Was versteht man unter Lieferkettengesetzüberwachung?

Der Begriff „Lieferkettengesetzüberwachung“ bezeichnet die systematische, fortlaufende und risikobasierte Überwachung von menschenrechtlichen und umweltbezogenen Sorgfaltspflichten entlang der Lieferkette.
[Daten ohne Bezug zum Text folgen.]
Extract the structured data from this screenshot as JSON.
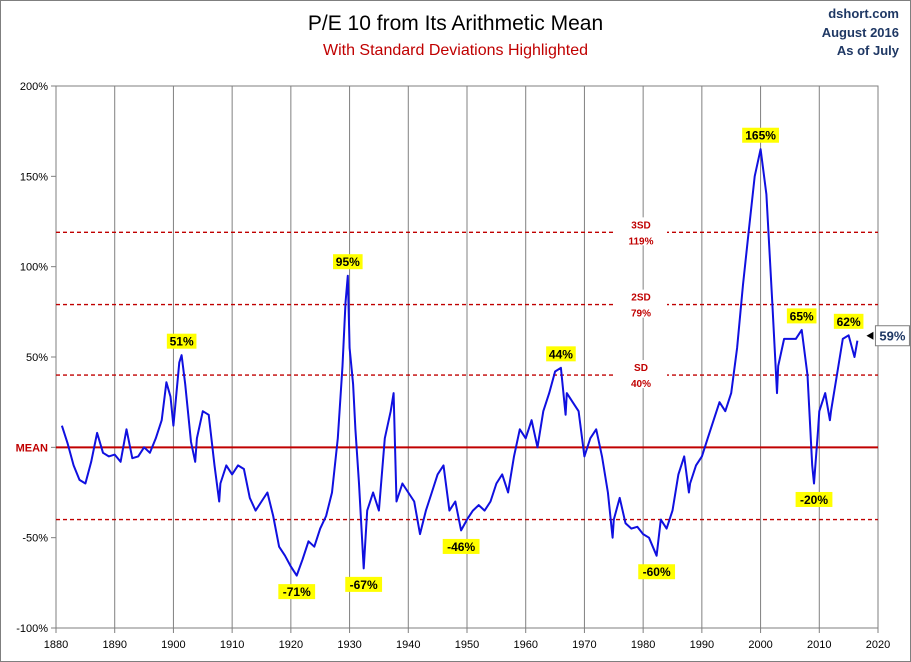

Im Unternehmenskontext umfasst dies insbesondere die Erkennung, Bewertung, Priorisierung und Nachverfolgung von Risiken, Hinweisen und Verstößen im eigenen Geschäftsbereich, bei unmittelbaren Zulieferern sowie – risikobezogen und anlassbezogen – auch bei mittelbaren Zulieferern. Ziel ist es, Sorgfaltspflichten wie Risikomanagement, Risikoanalyse, Präventions- und Abhilfemaßnahmen sowie Beschwerdeverfahren wirksam und nachvollziehbar umzusetzen.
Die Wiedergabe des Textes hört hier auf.